Randomized, blinded, and controlled trials are the gold standard for establishing product effectiveness. However, stakeholders throughout the health care environment (i.e., sponsors, regulators, payers, providers, and patients) are eager to leverage real-world data (RWD) and real-world evidence (RWE) in their decision making. Essential to advancing RWE in health care decision making related to medical product effectiveness is evaluating its quality and credibility. While stakeholders desire the inclusion of randomized controlled trial (RCT) characteristics (i.e., randomization, blinding, and controlling) in the design of real-world clinical studies for evaluating treatment effects, many of the challenges to conducting RCTs are also applicable to interventional studies in the real world. Furthermore, due to significant advancements in both generating fit-for-use RWD and developing robust analysis methods, other types of real-world study designs, including non-interventional study designs, may also be able to support valid causal inference.

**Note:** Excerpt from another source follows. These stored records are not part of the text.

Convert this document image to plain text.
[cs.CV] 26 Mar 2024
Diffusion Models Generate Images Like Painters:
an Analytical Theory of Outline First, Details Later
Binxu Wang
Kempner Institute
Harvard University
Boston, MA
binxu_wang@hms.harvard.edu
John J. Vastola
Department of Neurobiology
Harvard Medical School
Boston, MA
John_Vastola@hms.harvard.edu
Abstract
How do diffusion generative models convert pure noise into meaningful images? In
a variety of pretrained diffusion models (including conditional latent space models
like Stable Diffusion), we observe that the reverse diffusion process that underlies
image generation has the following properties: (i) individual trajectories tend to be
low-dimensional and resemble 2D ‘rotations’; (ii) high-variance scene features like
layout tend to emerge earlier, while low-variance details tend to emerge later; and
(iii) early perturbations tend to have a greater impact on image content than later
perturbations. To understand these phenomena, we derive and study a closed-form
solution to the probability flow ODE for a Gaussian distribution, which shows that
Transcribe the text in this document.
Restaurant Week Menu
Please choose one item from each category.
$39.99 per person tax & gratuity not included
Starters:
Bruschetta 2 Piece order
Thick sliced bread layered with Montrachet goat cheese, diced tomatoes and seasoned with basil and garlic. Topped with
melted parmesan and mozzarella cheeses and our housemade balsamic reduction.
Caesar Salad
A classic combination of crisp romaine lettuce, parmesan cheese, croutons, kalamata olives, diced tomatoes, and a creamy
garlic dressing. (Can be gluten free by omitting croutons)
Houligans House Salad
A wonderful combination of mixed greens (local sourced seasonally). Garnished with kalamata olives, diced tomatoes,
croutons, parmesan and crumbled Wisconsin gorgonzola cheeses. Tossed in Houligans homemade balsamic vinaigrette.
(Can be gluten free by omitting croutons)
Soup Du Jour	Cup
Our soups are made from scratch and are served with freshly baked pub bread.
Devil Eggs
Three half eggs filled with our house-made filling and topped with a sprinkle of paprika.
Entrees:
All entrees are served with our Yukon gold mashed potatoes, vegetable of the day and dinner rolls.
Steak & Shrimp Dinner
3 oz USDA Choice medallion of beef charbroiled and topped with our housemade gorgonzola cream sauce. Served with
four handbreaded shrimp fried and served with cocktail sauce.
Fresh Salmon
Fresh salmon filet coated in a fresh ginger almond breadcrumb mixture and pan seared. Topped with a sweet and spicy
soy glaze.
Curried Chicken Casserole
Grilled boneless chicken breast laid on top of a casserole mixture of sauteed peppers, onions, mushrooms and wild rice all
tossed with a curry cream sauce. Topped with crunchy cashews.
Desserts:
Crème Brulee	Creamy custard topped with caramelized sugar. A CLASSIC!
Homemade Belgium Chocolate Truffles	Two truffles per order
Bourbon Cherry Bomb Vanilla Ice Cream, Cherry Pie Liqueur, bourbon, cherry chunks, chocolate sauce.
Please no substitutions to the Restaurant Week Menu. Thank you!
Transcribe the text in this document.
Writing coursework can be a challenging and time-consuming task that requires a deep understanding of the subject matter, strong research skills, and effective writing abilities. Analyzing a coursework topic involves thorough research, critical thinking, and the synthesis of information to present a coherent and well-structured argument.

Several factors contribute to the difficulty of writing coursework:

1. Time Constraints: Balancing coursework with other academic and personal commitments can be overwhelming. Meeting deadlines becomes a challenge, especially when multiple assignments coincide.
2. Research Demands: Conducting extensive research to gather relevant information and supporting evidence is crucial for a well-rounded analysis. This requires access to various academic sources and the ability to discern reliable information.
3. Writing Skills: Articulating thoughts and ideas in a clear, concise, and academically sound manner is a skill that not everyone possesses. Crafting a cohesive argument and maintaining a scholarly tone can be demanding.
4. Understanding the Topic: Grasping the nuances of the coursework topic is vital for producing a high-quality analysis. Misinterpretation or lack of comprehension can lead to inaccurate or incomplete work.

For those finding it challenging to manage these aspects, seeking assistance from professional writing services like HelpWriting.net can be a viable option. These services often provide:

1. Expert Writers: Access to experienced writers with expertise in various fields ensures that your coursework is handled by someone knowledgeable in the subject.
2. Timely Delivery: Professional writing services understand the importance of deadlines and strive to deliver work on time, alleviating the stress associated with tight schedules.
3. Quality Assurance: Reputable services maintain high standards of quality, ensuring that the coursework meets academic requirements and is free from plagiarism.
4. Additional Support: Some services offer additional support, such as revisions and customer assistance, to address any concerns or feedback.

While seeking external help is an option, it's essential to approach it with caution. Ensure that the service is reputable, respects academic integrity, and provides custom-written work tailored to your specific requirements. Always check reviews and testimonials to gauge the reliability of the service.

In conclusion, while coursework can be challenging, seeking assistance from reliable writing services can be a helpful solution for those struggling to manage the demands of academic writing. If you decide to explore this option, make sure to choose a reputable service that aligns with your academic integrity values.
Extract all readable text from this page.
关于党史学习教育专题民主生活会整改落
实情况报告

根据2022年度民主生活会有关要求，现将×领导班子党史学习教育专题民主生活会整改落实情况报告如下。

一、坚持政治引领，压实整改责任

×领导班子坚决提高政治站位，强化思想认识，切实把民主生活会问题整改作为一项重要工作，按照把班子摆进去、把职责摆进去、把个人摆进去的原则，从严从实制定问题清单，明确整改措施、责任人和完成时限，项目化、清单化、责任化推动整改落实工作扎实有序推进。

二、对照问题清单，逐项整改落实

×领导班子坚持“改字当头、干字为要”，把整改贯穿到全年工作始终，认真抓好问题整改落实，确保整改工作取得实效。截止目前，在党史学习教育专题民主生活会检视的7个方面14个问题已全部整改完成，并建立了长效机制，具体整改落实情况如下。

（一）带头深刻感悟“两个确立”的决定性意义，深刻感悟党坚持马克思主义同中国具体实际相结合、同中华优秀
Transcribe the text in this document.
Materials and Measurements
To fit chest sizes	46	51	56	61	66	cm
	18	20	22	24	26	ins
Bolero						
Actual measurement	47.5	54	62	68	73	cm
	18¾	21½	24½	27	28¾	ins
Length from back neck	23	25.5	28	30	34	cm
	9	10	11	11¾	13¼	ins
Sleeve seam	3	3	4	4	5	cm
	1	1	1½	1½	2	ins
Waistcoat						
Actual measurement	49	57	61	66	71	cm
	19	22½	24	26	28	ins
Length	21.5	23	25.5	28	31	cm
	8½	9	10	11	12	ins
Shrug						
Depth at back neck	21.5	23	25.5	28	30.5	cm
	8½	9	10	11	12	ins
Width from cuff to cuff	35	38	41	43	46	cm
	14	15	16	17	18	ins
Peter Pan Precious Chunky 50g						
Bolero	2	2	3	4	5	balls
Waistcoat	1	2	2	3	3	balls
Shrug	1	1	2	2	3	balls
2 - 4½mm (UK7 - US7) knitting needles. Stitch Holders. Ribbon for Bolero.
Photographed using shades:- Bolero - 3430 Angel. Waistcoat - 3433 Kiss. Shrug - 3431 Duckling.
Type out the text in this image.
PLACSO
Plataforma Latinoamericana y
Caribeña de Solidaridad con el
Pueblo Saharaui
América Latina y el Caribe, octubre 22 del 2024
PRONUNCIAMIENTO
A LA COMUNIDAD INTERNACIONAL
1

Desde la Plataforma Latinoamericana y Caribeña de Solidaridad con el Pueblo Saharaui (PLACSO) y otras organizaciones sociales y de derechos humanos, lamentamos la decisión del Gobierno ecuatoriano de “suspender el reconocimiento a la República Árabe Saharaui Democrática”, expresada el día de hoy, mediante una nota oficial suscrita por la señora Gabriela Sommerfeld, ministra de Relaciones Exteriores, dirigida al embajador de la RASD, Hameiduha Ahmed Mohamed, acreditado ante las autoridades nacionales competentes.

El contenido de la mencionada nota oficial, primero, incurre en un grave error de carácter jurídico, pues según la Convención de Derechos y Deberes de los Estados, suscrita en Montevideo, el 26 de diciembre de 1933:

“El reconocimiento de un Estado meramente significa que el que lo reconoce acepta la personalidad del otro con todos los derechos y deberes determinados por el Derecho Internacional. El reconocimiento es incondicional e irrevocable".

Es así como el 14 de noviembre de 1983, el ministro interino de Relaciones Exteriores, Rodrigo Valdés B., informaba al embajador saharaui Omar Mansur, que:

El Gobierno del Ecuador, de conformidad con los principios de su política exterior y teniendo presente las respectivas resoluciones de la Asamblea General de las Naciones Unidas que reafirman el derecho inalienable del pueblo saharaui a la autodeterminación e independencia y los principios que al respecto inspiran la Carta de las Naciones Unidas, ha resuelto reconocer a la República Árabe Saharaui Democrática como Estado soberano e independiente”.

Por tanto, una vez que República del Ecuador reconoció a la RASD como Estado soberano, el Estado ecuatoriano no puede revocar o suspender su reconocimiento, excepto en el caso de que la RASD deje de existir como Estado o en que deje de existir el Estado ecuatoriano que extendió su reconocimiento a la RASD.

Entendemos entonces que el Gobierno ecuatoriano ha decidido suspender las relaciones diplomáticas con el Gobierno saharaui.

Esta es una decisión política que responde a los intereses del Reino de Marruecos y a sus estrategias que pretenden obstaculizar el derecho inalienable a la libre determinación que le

This paper explores the feasibility challenges to conducting interventional studies in the real world to provide guideposts for when non-interventional studies could inform regulatory decisions related to effectiveness. Specifically, ethical, operational, and resource barriers that may hinder the ability to randomize, blind, and control are discussed. The paper then highlights key considerations for how to demonstrate the credibility of a non-interventional study using secondary data that is intended to support an evidence package submitted for regulatory decision making. This includes a discussion of various methods for non-interventional studies using secondary data, the biases they intend to address, and how they can be mapped to the characteristics of an adequate and well-controlled study as outlined in the Code of Federal Regulations.
While there are different types of real-world study designs, this paper focuses on non-interventional studies using secondary data because their potential application in support of regulatory decisions regarding effectiveness is not as well characterized as interventional RWE approaches that include randomization (e.g., pragmatic or large simple trials) or hybrid designs that utilize RWD as an external control. Non-interventional studies using secondary data can better reflect the broader patient populations, settings, and drug uses that are typical of clinical practice and, in some cases, can be conducted more efficiently than traditional RCTs. These studies should be viewed as a complementary source of evidence to RCTs that add unique and valuable information regarding the performance of medical products.